Publié le 14 mai 2007 par Argoul

Today, we have just missed the « négresse a plateau » entertainment. Thos Black women are tortured for fashion: they have to cut their lower lip to introduce an about 12 centimetres of diameter’s tray. By chance, rain is coming during the night and the trail will be too much muddy for the cars. We will not see the wild “négresses a plateau” but only one in the village, and that’s enough. We come for meet people, not for a zoo show. And the children around are more lovely than any butcherised woman.

Le programme d’enfer prévu pour aujourd’hui et décrit de façon apocalyptique par J. hier soir est tombé à l’eau. Ou plutôt, c’est l’eau qui lui est tombé dessus. Nous devions parcourir 80 km de pistes défoncées et boueuses pour descendre dans le parc de Maggo « chasser le Mursi ». Cela n’aura pas lieu, les dieux sont avec nous, il a plu une grande partie de la nuit et cela continue par intermittence ce matin, rendant pour mon bonheur les pistes impraticables.

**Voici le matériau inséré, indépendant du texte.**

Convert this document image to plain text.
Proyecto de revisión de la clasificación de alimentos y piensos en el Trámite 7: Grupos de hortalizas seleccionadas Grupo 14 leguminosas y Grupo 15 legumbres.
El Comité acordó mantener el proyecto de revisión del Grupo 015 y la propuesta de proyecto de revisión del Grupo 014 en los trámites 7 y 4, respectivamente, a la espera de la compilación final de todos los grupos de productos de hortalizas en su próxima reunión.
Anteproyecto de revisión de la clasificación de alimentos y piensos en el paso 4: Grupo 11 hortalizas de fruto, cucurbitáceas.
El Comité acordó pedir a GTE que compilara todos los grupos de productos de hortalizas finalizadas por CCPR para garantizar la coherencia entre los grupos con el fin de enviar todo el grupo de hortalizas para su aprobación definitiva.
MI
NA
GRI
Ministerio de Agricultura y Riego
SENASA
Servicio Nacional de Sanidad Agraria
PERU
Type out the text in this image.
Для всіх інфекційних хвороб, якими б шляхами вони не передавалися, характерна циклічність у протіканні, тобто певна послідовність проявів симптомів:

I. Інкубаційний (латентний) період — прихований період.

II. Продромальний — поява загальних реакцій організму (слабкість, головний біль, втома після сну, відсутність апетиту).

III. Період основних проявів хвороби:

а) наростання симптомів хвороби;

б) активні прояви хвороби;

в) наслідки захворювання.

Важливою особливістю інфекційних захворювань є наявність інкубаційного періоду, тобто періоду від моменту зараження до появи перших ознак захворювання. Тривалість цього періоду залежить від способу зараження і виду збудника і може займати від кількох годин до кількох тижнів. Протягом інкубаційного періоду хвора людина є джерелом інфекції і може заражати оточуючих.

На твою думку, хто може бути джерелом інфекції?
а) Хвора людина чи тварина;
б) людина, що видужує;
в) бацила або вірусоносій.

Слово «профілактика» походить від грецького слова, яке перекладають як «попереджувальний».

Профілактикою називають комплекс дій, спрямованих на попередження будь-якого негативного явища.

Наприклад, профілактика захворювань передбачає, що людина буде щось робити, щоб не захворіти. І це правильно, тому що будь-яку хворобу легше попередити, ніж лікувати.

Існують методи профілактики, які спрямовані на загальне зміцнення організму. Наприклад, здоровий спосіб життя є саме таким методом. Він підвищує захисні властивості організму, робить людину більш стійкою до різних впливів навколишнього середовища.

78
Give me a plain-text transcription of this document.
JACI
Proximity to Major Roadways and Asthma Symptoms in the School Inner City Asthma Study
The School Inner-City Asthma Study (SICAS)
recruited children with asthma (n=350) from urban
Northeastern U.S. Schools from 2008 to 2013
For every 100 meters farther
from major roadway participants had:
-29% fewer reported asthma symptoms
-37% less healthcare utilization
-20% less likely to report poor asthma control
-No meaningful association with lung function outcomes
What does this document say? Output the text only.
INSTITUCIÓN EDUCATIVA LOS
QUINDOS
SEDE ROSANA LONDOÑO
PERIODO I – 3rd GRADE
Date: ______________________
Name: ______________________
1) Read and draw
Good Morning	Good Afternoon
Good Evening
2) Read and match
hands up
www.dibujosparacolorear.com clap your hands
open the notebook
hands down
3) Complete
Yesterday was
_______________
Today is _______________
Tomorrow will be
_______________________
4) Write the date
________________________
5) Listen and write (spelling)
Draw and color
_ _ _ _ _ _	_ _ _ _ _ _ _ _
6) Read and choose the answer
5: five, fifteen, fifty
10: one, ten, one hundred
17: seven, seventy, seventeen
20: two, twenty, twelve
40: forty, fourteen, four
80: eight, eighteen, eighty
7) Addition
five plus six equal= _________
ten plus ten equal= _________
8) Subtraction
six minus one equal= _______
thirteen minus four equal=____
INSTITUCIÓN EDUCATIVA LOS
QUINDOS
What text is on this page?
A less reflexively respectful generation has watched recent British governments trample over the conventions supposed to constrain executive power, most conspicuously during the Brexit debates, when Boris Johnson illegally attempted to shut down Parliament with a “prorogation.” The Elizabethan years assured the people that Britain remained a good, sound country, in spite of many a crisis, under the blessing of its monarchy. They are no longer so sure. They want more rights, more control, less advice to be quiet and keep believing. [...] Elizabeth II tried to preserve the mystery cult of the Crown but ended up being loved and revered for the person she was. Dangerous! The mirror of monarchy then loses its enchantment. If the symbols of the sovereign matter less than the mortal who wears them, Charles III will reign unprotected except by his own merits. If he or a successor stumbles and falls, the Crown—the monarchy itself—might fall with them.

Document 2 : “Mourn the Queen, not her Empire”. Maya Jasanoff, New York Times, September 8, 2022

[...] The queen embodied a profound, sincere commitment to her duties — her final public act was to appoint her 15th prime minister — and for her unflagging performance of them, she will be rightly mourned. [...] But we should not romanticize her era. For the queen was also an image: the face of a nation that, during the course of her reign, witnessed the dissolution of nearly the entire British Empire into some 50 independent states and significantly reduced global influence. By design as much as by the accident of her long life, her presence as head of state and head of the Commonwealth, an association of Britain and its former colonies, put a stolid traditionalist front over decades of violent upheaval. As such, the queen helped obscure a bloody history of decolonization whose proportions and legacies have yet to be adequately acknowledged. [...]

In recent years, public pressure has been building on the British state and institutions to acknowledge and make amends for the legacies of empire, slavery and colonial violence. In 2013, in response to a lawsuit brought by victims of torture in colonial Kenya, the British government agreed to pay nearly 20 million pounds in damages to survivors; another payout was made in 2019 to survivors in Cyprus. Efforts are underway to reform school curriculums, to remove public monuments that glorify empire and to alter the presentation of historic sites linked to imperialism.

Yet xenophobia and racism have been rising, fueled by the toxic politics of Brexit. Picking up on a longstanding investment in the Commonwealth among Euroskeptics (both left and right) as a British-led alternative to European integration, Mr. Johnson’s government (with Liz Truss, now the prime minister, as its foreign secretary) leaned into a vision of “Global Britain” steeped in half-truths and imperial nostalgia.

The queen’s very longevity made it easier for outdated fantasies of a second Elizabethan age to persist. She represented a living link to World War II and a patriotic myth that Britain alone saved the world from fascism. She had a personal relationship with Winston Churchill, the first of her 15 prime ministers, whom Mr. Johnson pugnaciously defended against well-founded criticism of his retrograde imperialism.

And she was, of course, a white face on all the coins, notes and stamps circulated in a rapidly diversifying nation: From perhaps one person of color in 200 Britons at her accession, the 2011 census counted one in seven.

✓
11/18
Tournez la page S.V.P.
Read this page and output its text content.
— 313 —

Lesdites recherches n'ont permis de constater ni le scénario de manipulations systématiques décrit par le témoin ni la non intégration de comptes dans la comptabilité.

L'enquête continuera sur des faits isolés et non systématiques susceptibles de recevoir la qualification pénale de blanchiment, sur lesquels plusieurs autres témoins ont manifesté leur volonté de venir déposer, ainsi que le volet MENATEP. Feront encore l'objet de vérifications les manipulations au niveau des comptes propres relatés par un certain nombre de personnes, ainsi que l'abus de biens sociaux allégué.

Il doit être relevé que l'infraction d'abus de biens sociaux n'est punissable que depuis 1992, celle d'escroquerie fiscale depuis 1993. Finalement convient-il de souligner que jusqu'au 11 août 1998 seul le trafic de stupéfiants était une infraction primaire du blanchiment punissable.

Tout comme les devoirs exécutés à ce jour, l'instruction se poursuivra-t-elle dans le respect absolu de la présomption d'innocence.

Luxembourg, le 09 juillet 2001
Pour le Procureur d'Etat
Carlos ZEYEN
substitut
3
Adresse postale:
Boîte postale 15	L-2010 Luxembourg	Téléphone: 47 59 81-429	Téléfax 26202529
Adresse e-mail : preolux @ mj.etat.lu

Négresse à plateau, femme girafe et cannibale emplumé restent les images culturelles d’une négritude fantasmée. L’avant-garde esthétique des années vingt fut hantée de rêveries coloniales. Aujourd’hui, malgré « la culture », osons la critique : ce voyeurisme est un parti-pris complice, renforçant une sorte de sentiment intime de supériorité qui est encore colonialisme. Cette inconscience de soi est dangereuse. L’ignorance des déclencheurs d’images laisse agir l’inconscient, le fantasme, le cerveau reptilien. Alors que toute la démarche de la culture est justement de tenter de nous en sortir pour que notre cerveau le plus évolué maîtrise l’ensemble de notre humanité. « Lieu de mémoire », la négresse à plateau ? Foutre ! comme aurait dit le père Ubu : ne sacralisons pas « la culture » comme si les Dada et les Cocteau des années folles devaient agir sur nous pour l’éternité. Ils furent un moment, nous avons le nôtre. Osons être « nous ».

Le lever de 6 h se trouve donc contré par le recoucher de 6 h 20, jusqu’au petit-déjeuner de 7 h 30. La pluie oblige à improviser et ce n’est pas plus mal.

J. nous emmène donc nous promener dans un village voisin, très vert, aux maisonnettes entourées de jardinets. Des gamins traînent partout, souriants, toujours pas à l’école bien que nous soyons mardi et que le coup de la « fête musulmane » nous ait déjà été fait hier.

Deux femmes Mursi sont là au village, dans une hutte où un homme, Mursi lui aussi, fait la classe à quelques mômes. Une négociation globale a lieu pour les inévitables photos de la lèvre inférieure distendue dans laquelle la femme porte un « plateau » de terre cuite de la taille d’une soucoupe. Elle n’est pas belle, la femme à plateau ; je ne sais quel tyranneau a un jour considéré que cette mutilation faisait « chic », mais c’est loin d’être réussi ! L’horreur survient surtout lorsque la femme, que cela torture, ôte le plateau de cette lèvre. L’anneau de chair inutile pendouille alors comme quelque rondelle de calamar, rose et caoutchouteux. La pratique tend à disparaître, nous dit J., eh bien tant mieux ! Je militerai pour que cette incongruité soit supprimée des circuits touristiques futurs. Ce genre de voyeurisme n’est pas digne de « voyageurs ». Nous ne sommes pas venus dans un cirque voir des « phénomènes » mais rencontrer des gens qui ont un autre mode de vie. La soumission de la femme à des pratiques barbares ne saurait être cautionnée par la distribution de billets à chaque exhibition.

En revanche, nous avons attiré à nous quantité de gamins et gamines de toutes tailles et nous en profitons pour faire moult portraits. Ils s’amusent toujours de se voir figés sur les écrans dans diverses expressions et grimaces, et en rajoutent, comme tous les gosses qui sont un peu cabots.